In Boston, Massachusetts, he taught at community centers, conducted school tours with the Art of Black Dance and Music, and conducted workshops at Berklee College of Music. He also worked as musical director at Paige Academy, a private school in Roxbury, Massachusetts. He founded and recorded six CDs with the group Leon Mobley and Da Lion.

Mobley was selected by the U.S. State Department to be an Art Envoy for an Arts Exchange Program, and he traveled and presented workshops and performances in Africa and South America. He has performed and lectured throughout the United States, produced recordings, conducted clinics, and performed with his group Da Lion.

He moved to Los Angeles in 1986 and continued teaching, conducting weekly classes at UCLA, Los Angeles Contemporary Dance Theater, Parks and Recreation, and the Los Angeles High School for the Arts on the campus of Cal State (Los Angeles).

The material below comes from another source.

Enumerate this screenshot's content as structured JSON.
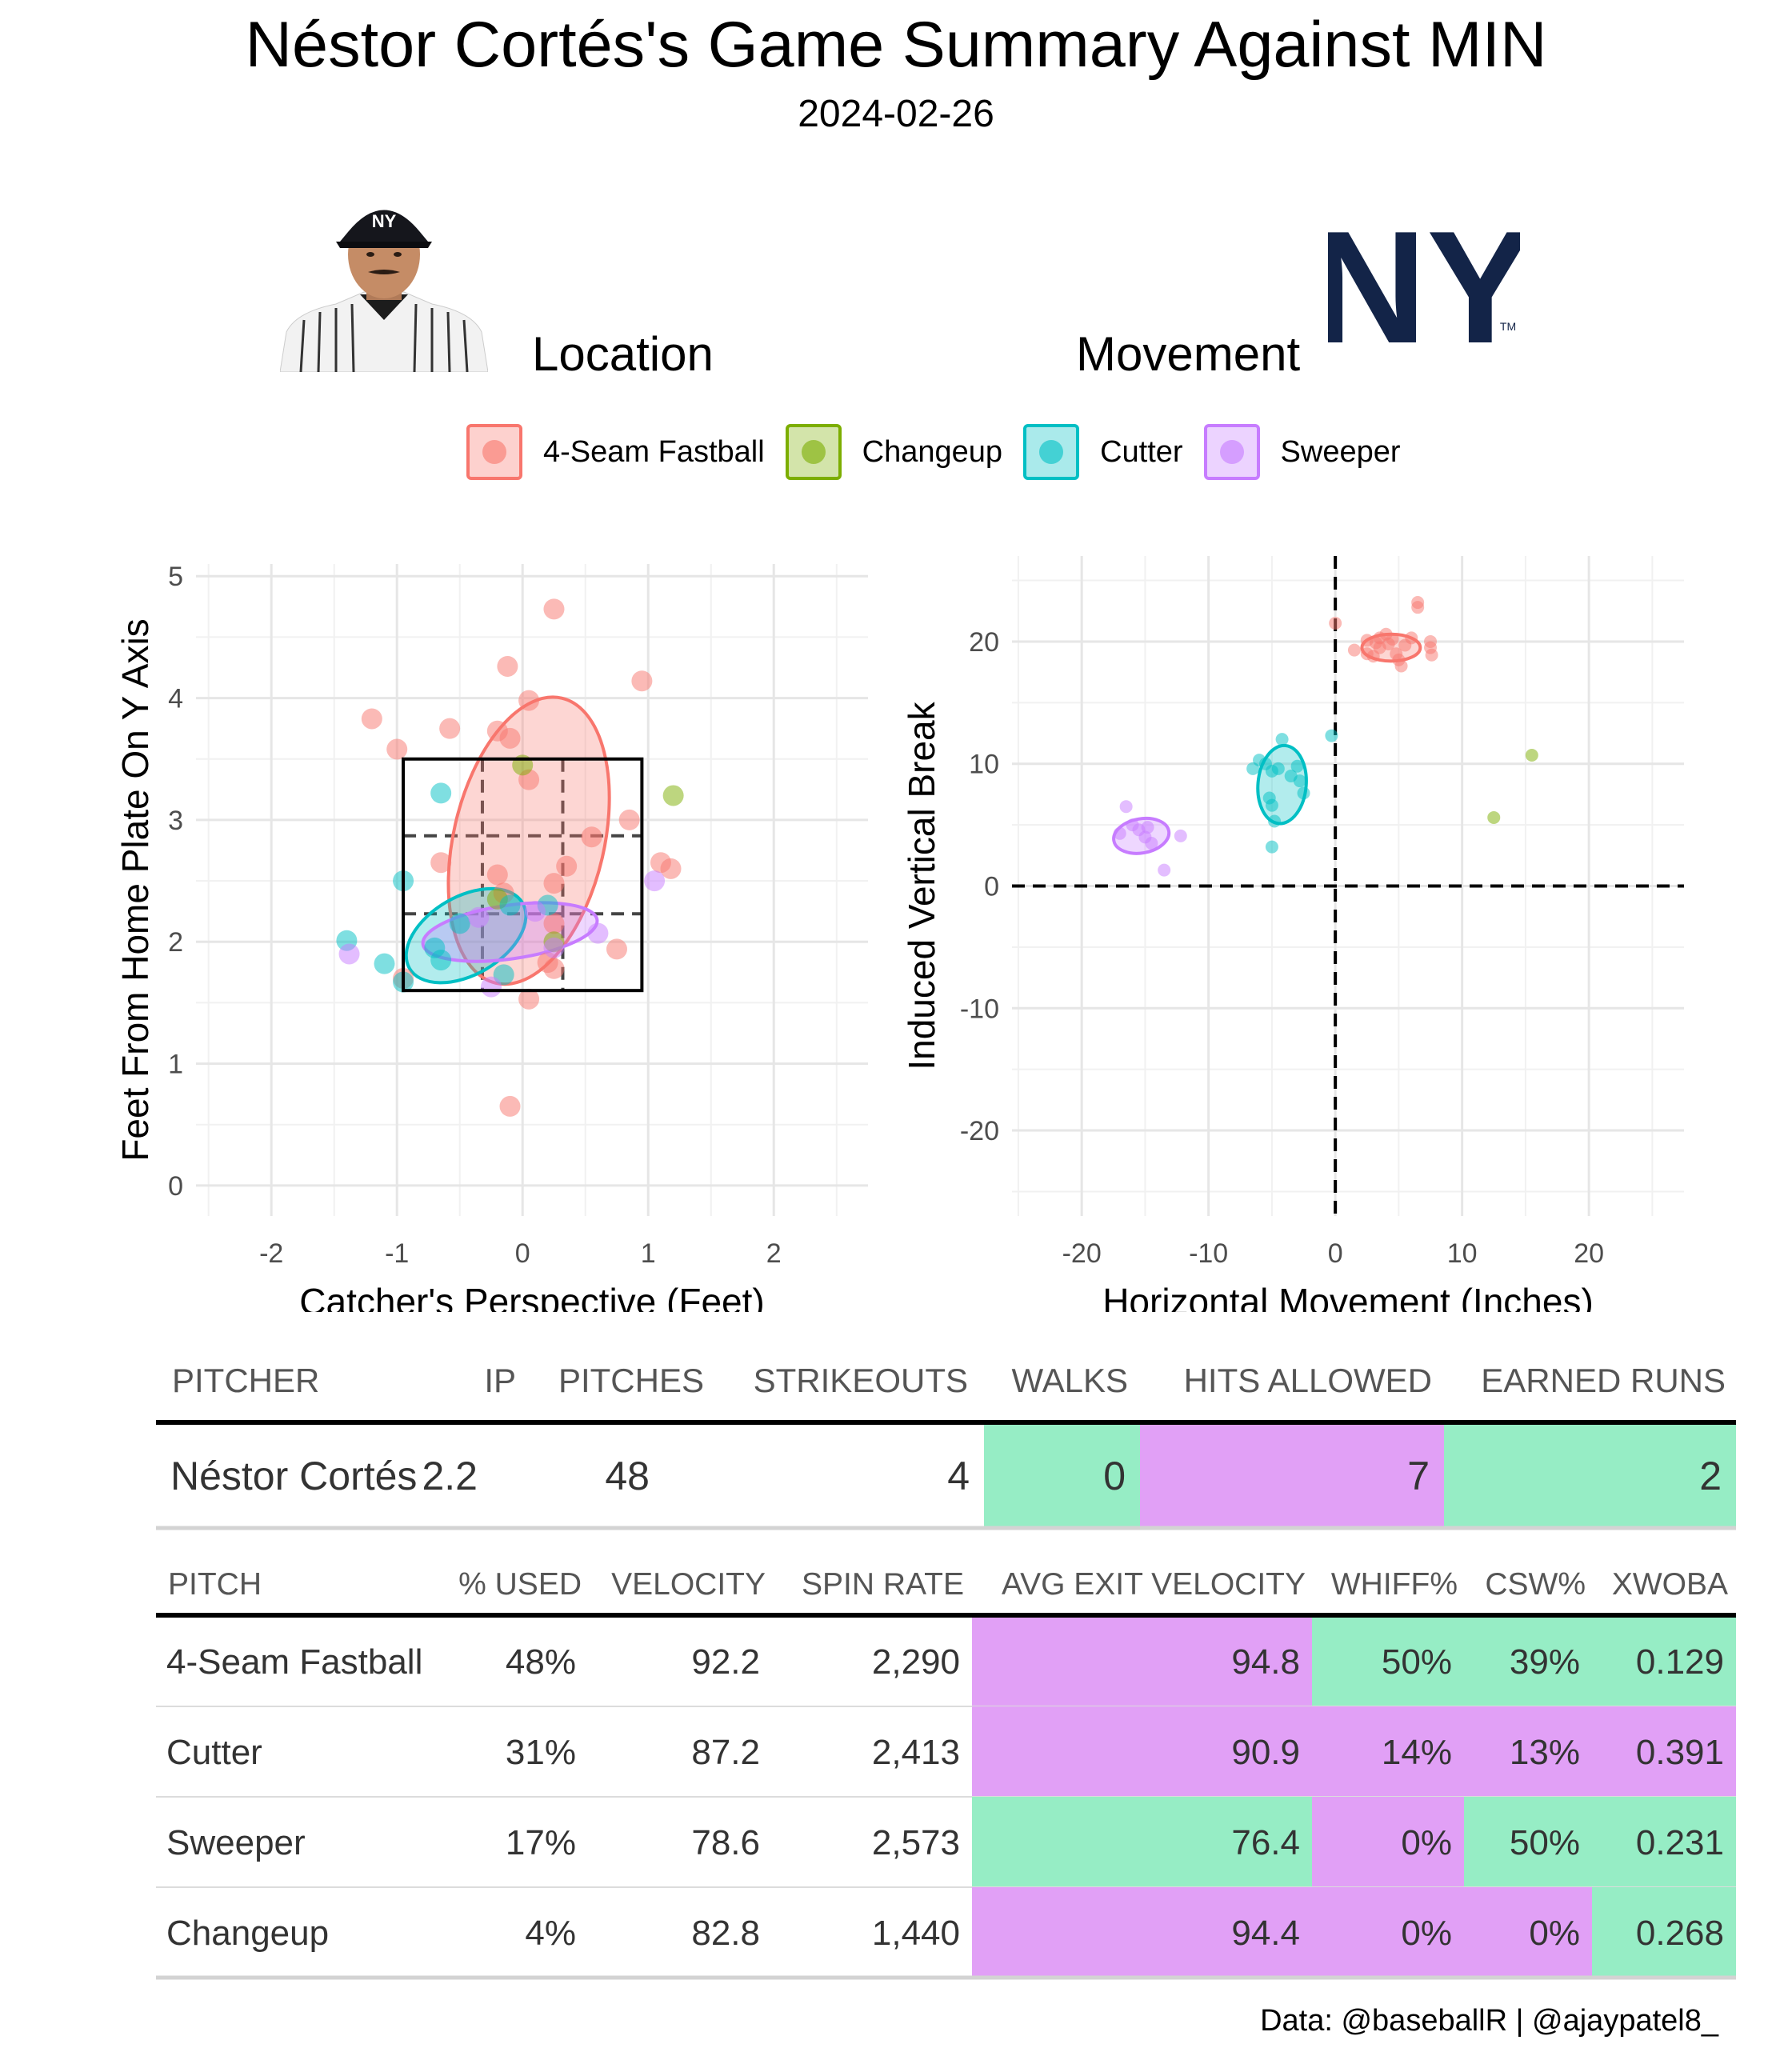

He was invited to South Africa in 1991 to perform with returning exiles Letta Mbulu, Caiphus Semenya, and Hugh Masekela. He has toured the world as a drummer/percussionist with Ben Harper and the Innocent Criminals (1993–present). He worked with Damian Marley and Nas on a collaborative album, titled Distant Relatives, in 2010. He has recorded and performed with Michael Jackson, Quincy Jones, Mick Jagger, and Madonna.

Mobley is the founder and musical and artistic director of Da Lion and Djimbe West African Drummers and Dancers, a group he formed in 1986 in California to present authentic West African-American dance and music to North American audiences.